CHAPEL HILL, N.C. -- North Carolina celebrated two of its national championship teams on Saturday. Then the current Tar Heels showed they might be capable of winning a title of their own.
Reyshawn Terry scored 23 points in his final game against his hometown team, Tyler Hansbrough added 16 and No. 5 North Carolina routed Wake Forest 104-67 on a day when the Tar Heels honored their championship teams from 1957 and 1982.
"That gives us thrills, chills, what have you, just to see those guys come back and to see how much they've achieved and accomplished," Terry said. "It makes us want to press on, play hard and live up to our goals that we have in front of us."
Brandan Wright had 15 points and fellow freshman Wayne Ellington added 11 for the Tar Heels (22-3, 8-2 Atlantic Coast Conference), who cracked the 100-point mark with more than 3 minutes remaining, reached triple figures for the seventh time and fell one point shy of the season-high 105 they scored Dec. 19 against Florida Atlantic.
North Carolina avoided a host of distractions -- which included the imposing presence of Michael Jordan sitting behind a basket -- by shooting nearly 61 percent in the first half. The Tar Heels built a huge halftime lead and routed the Demon Deacons for the second time this season.
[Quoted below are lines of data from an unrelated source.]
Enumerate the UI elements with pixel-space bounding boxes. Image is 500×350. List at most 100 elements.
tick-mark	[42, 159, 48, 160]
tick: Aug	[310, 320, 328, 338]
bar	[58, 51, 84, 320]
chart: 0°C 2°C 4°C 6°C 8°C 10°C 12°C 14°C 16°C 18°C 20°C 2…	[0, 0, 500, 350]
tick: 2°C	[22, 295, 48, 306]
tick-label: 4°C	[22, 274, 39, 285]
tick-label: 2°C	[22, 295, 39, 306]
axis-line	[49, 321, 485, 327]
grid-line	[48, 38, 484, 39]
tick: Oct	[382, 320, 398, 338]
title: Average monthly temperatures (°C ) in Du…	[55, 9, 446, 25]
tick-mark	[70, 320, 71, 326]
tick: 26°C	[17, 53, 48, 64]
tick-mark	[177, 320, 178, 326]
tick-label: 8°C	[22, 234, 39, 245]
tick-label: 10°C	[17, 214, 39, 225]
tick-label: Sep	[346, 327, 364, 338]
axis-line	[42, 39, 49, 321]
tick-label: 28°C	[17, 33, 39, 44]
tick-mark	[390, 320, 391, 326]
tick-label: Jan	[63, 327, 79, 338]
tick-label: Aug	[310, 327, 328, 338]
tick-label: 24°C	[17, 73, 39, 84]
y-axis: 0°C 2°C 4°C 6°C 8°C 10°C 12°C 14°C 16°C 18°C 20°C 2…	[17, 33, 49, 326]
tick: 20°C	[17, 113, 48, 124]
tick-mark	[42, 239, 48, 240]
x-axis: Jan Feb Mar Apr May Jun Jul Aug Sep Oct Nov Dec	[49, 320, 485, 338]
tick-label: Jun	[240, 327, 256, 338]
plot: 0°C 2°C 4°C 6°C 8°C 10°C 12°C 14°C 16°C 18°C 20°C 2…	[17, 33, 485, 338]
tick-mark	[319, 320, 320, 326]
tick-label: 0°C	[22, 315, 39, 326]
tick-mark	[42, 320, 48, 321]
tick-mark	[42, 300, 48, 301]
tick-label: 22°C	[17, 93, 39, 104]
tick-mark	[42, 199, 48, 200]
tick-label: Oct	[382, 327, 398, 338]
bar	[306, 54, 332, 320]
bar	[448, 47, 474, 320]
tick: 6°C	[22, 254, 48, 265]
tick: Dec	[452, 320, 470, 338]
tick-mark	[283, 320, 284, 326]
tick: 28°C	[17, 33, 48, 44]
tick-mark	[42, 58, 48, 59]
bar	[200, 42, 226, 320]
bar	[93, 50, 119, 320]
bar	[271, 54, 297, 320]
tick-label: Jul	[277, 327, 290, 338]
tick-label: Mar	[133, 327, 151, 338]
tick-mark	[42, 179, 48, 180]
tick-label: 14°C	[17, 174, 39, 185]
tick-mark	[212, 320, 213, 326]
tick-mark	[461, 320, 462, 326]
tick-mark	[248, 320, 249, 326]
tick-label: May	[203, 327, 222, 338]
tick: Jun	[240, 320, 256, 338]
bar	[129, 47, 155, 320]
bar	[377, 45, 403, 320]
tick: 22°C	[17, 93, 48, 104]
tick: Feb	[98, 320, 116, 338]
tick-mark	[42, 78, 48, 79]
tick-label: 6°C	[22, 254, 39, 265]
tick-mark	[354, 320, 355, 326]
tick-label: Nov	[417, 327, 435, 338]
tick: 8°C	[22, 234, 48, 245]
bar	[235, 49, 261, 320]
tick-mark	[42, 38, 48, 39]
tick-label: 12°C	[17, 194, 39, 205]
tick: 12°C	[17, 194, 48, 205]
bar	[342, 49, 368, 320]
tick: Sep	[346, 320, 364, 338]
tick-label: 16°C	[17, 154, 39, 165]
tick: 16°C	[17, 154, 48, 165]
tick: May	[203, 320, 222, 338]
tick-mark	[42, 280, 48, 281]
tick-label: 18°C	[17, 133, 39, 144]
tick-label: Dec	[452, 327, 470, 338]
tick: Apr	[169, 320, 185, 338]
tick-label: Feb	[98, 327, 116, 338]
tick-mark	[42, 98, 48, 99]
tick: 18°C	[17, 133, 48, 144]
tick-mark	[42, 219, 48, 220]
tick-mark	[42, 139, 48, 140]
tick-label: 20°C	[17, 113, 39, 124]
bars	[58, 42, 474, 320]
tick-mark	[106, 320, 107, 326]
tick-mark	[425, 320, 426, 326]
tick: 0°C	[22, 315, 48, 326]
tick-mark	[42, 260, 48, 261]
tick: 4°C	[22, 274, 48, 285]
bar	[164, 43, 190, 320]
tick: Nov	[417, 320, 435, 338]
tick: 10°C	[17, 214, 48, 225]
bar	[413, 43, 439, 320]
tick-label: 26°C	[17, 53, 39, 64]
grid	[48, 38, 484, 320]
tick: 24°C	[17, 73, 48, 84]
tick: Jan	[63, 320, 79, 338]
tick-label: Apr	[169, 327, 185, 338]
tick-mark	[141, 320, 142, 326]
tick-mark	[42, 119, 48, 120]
"Brandan, Tyler, Reyshawn inside, we talked about how (in) the Duke game, we settled for the outside shot too quickly, and we did not want to do that" against Wake Forest, coach Roy Williams said. "That's how you shoot 61 percent."
The 37-point margin equaled North Carolina's most lopsided victory of the series, matching the Tar Heels' 100-63 romp on Jan. 25, 1984.
The Demon Deacons didn't get closer than 19 points in the second half of their first visit to the Dean Smith Center since 2003, and their three-game winning streak on North Carolina's home floor ended.
"It's disconcerting. We've had good success against Carolina in the past. Certainly not this year," Wake Forest coach Skip Prosser said.
The Tar Heels had plenty of chances to lose their focus after an emotional, 79-73 victory at rival Duke.
"Our energy, we have to have it for every game in the ACC, or you're going to take a loss," Hansbrough said.
Plus, North Carolina was honoring the 50th and 25th anniversaries of two of its five title teams. Stars James Worthy, Sam Perkins and Jordan joined former coach Dean Smith in creating an intimidating scene, watching from behind the basket Wake Forest shot at during the first half.
"We look up to them -- we want to do something like they did," Hansbrough said. "There's a little pressure. Any time you play for North Carolina, you're expected to do good things."
Aside from a brief hiccup midway through the first half, though, North Carolina was in control from start to finish.
Wake Forest momentarily made things interesting, using a 13-2 run to erase a 10-point deficit and taking its first lead when Kevin Swinton's dunk made it 21-20 with just under 9 minutes until halftime.
The teams traded baskets before the Tar Heels closed the first half with a 29-9 burst keyed by Ellington and Hansbrough. Ellington started the decisive run when his 3-pointer from the right corner put North Carolina ahead to stay and had eight points during the burst. Hansbrough had six, and the Tar Heels led 51-32 halftime.
"It was like that snowball effect -- it got rolling and got bigger and bigger for us," Williams said.
It was Wake Forest's first game in Chapel Hill since Dec. 20, 2003, when the Chris Paul-led Demon Deacons beat the Tar Heels 119-114 in a triple-overtime thriller regarded as one of the best games in ACC history. For a while in the second half of this one, North Carolina threatened to match that point total in regulation.
"The second half was like an avalanche," Prosser said.